Thursday, 10 January 2008

Liberty capped

I’ve had a fair bit of experience of recreational drug taking over the years, legal and illegal, and by far and away the most benign substance I’ve come across in terms of its physical after-effects is psilocybin.

For those of you who aren’t familiar with it, psilocybin is the active ingredient in the most popular forms of ‘magic mushrooms’. These include Psilocybe semilanceata, the ‘liberty cap’, whose distinctive nipple-topped conical heads can be found poking through the grass in well-watered meadows throughout the northern hemisphere.

For years there was an old-fashioned sort of blind tolerance towards psilocybin in Britain. It was illegal in its ‘processed’ form, but this was held not to include the fresh mushrooms, and as long as those who consumed them didn’t make too much of a public spectacle of the fact the authorities tended to turn a blind eye towards the practice.

That was all bound to change as soon as every trader with an eye for a quick profit started to exploit the loophole in the law in what turned into a hallucinogenic free-for-all at places like London’s Camden Market. A few well-publicised cases of teenagers going temporarily whacko after being sold too strong a dose of ’shrooms was all it took to provoke the inevitable moral panic and the speedy classification of psilocybes as Class A controlled substances.

Now Amsterdam, home to the ’shroom-selling ‘smart shop’, is going the same way, and those of us who enjoy the occasional entheogen experience are going to have to go back to finding or growing our own. Most people can’t be bothered with all that palaver, and since prohibition never did put a stop to the human desire for super-sensory experiences, they’ll turn to the most readily available substitutes – which will mean a quick boost in sales of manufactured chemicals from ecstasy to ketamine instead.

Holland’s conservative government has recently led a clampdown on marijuana suppliers and prostitutes, to the great delight of organised crime, which always prefers these things underground. So it was no surprise when it seized on the death of the 17-year-old French girl, Gaelle Caroff, who jumped from a building after taking mushrooms on a school visit, to order a review of the law on psilocybes.

A study published in January 2007 revealed that the emergency services in Amsterdam were called on to deal with 148 adverse reactions to psilocybes in 2004-2006. All but 14 involved foreigners, most of them Britons, who seem to possess a cultural incapacity to consume any kind of mood-altering substances in moderation.

Of course a couple of call-outs a week amounts to a tiny problem in comparison with the consequences of alcohol consumption.

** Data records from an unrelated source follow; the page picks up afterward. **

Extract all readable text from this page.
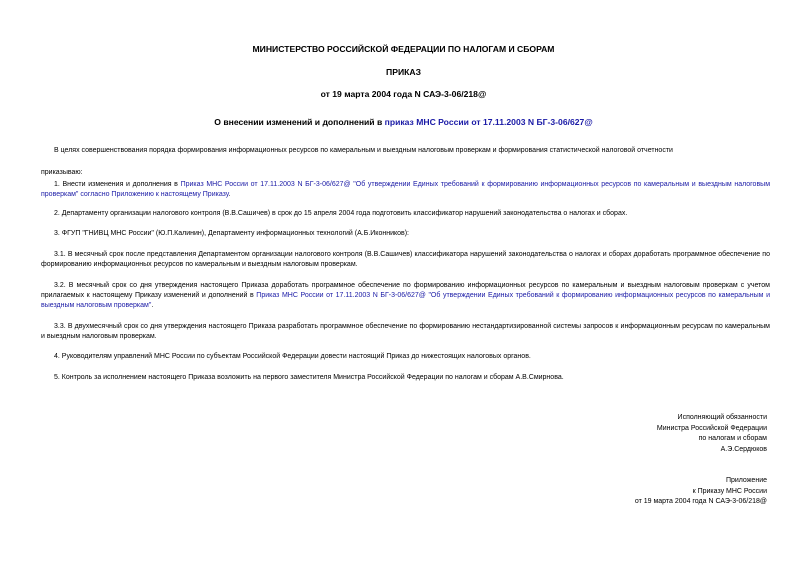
МИНИСТЕРСТВО РОССИЙСКОЙ ФЕДЕРАЦИИ ПО НАЛОГАМ И СБОРАМ
ПРИКАЗ
от 19 марта 2004 года N САЭ-3-06/218@
О внесении изменений и дополнений в приказ МНС России от 17.11.2003 N БГ-3-06/627@
В целях совершенствования порядка формирования информационных ресурсов по камеральным и выездным налоговым проверкам и формирования статистической налоговой отчетности
приказываю:
1. Внести изменения и дополнения в Приказ МНС России от 17.11.2003 N БГ-3-06/627@ "Об утверждении Единых требований к формированию информационных ресурсов по камеральным и выездным налоговым проверкам" согласно Приложению к настоящему Приказу.
2. Департаменту организации налогового контроля (В.В.Сашичев) в срок до 15 апреля 2004 года подготовить классификатор нарушений законодательства о налогах и сборах.
3. ФГУП "ГНИВЦ МНС России" (Ю.П.Калинин), Департаменту информационных технологий (А.Б.Иконников):
3.1. В месячный срок после представления Департаментом организации налогового контроля (В.В.Сашичев) классификатора нарушений законодательства о налогах и сборах доработать программное обеспечение по формированию информационных ресурсов по камеральным и выездным налоговым проверкам.
3.2. В месячный срок со дня утверждения настоящего Приказа доработать программное обеспечение по формированию информационных ресурсов по камеральным и выездным налоговым проверкам с учетом прилагаемых к настоящему Приказу изменений и дополнений в Приказ МНС России от 17.11.2003 N БГ-3-06/627@ "Об утверждении Единых требований к формированию информационных ресурсов по камеральным и выездным налоговым проверкам".
3.3. В двухмесячный срок со дня утверждения настоящего Приказа разработать программное обеспечение по формированию нестандартизированной системы запросов к информационным ресурсам по камеральным и выездным налоговым проверкам.
4. Руководителям управлений МНС России по субъектам Российской Федерации довести настоящий Приказ до нижестоящих налоговых органов.
5. Контроль за исполнением настоящего Приказа возложить на первого заместителя Министра Российской Федерации по налогам и сборам А.В.Смирнова.
Исполняющий обязанности
Министра Российской Федерации
по налогам и сборам
А.Э.Сердюков
Приложение
к Приказу МНС России
от 19 марта 2004 года N САЭ-3-06/218@
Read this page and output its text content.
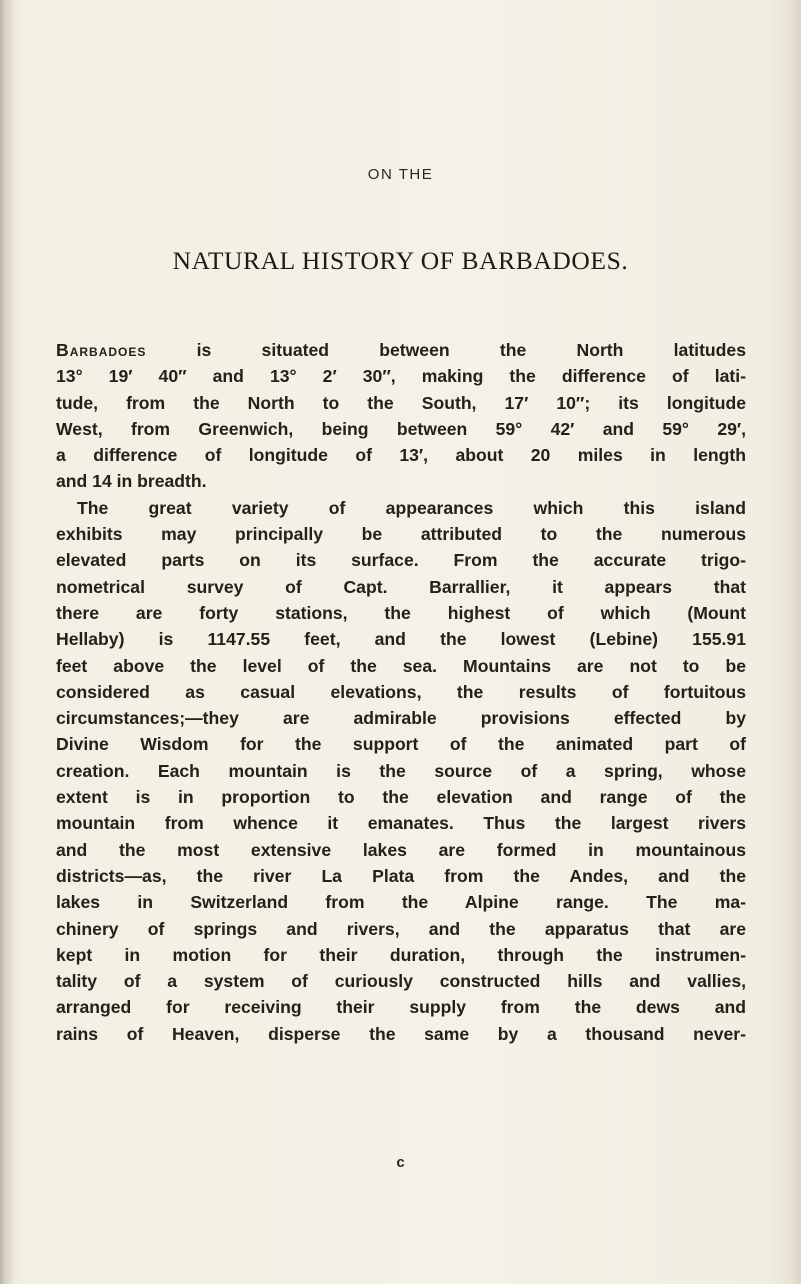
ON THE
NATURAL HISTORY OF BARBADOES.
Barbadoes is situated between the North latitudes
13° 19′ 40″ and 13° 2′ 30″, making the difference of lati-
tude, from the North to the South, 17′ 10″; its longitude
West, from Greenwich, being between 59° 42′ and 59° 29′,
a difference of longitude of 13′, about 20 miles in length
and 14 in breadth.
The great variety of appearances which this island
exhibits may principally be attributed to the numerous
elevated parts on its surface. From the accurate trigo-
nometrical survey of Capt. Barrallier, it appears that
there are forty stations, the highest of which (Mount
Hellaby) is 1147.55 feet, and the lowest (Lebine) 155.91
feet above the level of the sea. Mountains are not to be
considered as casual elevations, the results of fortuitous
circumstances;—they are admirable provisions effected by
Divine Wisdom for the support of the animated part of
creation. Each mountain is the source of a spring, whose
extent is in proportion to the elevation and range of the
mountain from whence it emanates. Thus the largest rivers
and the most extensive lakes are formed in mountainous
districts—as, the river La Plata from the Andes, and the
lakes in Switzerland from the Alpine range. The ma-
chinery of springs and rivers, and the apparatus that are
kept in motion for their duration, through the instrumen-
tality of a system of curiously constructed hills and vallies,
arranged for receiving their supply from the dews and
rains of Heaven, disperse the same by a thousand never-
c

And no one would dream of banning alcohol because someone killed themselves as a result of drinking too much. The sensible response to such a tragedy would be proper regulation and education.

But the psilocybes, whose effects can range from the mildly giggly to the profoundly spiritual, are caught up in the international ‘war on drugs’. So despite the fact that they are neither addictive nor toxic, they will soon be declared illegal in once-liberal Holland in the same way that they were in Denmark in 2001, Japan in 2002, Britain in 2005 and Ireland in 2006. And we will have had another little liberty capped on top of the many others that have already been denied to us.